WASHINGTON — President Donald Trump questioned Saturday why President Barack Obama didn’t do more to stop Russia’s meddling in last year’s presidential election, an apparent acknowledgment of a foreign intrusion he has dismissed or downplayed.

Trump posed those questions after a Washington Post story Friday reported the internal debate by top Obama officials over its response after the CIA provided intelligence last August that Russian President Vladimir Putin had ordered the election interference.

“Just out: The Obama Administration knew far in advance of November 8th about election meddling by Russia. Did nothing about it. WHY?” Trump tweeted Friday evening.

Trump followed that tweet with two Saturday afternoon, suggesting the focus should be on the Obama administration, not himself, and another asking if Obama officials “didn’t want to hurt Hillary” Clinton after the story said one official said they “choked” on action against Russia.

Trump spoke about it in an interview by “Fox and Friends” Friday to be aired Sunday.

“The CIA gave him information on Russia a long time . . . before the election,” Trump said. “The question is, if he had the information, why didn’t he do something about it? He should have done something about it.”

Obama’s spokesman declined to comment on the tweets.

The Post story reported that former Obama officials told the Post they wish they had done more — one said, “I feel like we sort of choked” — and that they stepped lightly to avoid appearing to interfere politically as they assumed that Clinton would win the election.

But they said they also faced obstacles: Sen. Mitch McConnell (R-Ky.) refused to sign a bipartisan statement about Russian meddling, some state election officials rejected offers of federal security help as a “federal takeover,” and Trump charged the election was “rigged.”

Eric Schultz, a senior adviser to Obama, responded to the Post story in a statement: “This situation was taken extremely seriously.”

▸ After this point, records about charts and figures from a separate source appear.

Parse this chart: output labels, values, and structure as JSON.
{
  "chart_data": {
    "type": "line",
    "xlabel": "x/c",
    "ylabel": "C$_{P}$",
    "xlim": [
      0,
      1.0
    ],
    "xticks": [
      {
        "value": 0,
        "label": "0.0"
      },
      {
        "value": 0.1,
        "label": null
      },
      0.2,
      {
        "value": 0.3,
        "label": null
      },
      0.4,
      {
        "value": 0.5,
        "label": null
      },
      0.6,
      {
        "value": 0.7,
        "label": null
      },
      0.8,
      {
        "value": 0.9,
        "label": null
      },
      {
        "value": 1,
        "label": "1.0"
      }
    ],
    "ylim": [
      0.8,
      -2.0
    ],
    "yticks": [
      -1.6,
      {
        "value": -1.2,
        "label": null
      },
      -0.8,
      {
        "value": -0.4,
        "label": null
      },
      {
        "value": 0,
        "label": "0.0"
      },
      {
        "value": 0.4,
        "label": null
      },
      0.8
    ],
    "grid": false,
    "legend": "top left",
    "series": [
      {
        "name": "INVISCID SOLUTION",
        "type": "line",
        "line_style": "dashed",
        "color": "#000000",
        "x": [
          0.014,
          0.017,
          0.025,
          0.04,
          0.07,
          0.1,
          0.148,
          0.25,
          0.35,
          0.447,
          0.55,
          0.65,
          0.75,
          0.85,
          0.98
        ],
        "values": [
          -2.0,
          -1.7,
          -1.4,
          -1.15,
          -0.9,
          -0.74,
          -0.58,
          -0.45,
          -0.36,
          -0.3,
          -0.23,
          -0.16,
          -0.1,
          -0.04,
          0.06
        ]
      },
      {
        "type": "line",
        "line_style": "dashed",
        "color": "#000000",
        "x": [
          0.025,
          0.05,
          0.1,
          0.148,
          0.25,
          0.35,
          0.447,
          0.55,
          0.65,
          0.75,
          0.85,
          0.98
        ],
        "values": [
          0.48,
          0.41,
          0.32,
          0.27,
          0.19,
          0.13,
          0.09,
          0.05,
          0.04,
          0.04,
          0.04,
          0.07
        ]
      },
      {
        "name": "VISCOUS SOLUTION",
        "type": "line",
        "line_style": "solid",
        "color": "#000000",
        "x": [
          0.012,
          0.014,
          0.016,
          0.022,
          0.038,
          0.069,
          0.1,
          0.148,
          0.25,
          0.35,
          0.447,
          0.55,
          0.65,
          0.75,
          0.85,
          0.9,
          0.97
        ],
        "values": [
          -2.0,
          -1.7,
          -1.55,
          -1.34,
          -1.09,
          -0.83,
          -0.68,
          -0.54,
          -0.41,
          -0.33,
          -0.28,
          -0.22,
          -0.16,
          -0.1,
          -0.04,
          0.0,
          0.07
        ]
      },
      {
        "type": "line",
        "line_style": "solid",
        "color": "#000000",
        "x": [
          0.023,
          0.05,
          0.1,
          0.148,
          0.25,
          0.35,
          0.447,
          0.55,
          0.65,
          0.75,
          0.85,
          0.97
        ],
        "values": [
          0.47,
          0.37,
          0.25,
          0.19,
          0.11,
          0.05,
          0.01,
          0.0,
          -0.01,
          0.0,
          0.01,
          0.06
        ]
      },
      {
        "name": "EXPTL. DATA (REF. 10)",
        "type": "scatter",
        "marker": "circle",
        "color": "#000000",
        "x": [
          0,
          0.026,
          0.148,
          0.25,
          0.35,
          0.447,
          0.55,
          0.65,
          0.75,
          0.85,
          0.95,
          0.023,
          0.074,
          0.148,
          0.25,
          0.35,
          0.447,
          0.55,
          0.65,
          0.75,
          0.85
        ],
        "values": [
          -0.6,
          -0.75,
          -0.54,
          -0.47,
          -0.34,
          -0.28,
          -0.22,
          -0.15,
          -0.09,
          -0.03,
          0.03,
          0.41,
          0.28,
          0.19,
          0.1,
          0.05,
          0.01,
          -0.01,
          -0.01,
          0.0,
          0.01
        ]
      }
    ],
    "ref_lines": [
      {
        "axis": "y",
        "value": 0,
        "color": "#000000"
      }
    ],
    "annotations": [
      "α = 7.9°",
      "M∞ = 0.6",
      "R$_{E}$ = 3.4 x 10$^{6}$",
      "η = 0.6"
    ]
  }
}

Schultz said Obama raised election interference directly with Putin, 17 intelligence agencies issued “an extraordinary public statement,” homeland security officials worked to bolster voting systems around the country.

Schultz said Obama also directed a comprehensive intelligence review, and ultimately shut down two Russian compounds — one in Upper Brookville — and sanctions nine Russian entities and individuals and ejected 35 Russian diplomats from the United States.

Last year, Trump raised doubts about the Obama administration’s Oct. 7 statement that Russia hacked into Democratic National Committee emails. “It could be Russia, but it could also be China,” he said, or “somebody sitting on their bed that weighs 400 pounds.”

In January, Trump said, “I think it was Russia but I think we also get hacked by other countries and other people.”

He has criticized the idea that his campaign coordinated or colluded with Russia to win the election as “fake” and a Democratic “hoax” and repeatedly has called congressional, FBI and the special counsel investigations a “witch hunt.”

Jeh Johnson, Obama’s Homeland Security secretary, said Friday, “Our election infrastructure in this country is exposed . . . So what are we going to do about that for ’18 and ’20?”

Asked about that, White House spokesman Sean Spicer on Friday said Trump had signed a cybersecurity executive order to protect the integrity election and other systems, and instituted an election commission to maintain voting integrity, though it was initially aimed at illegal voting.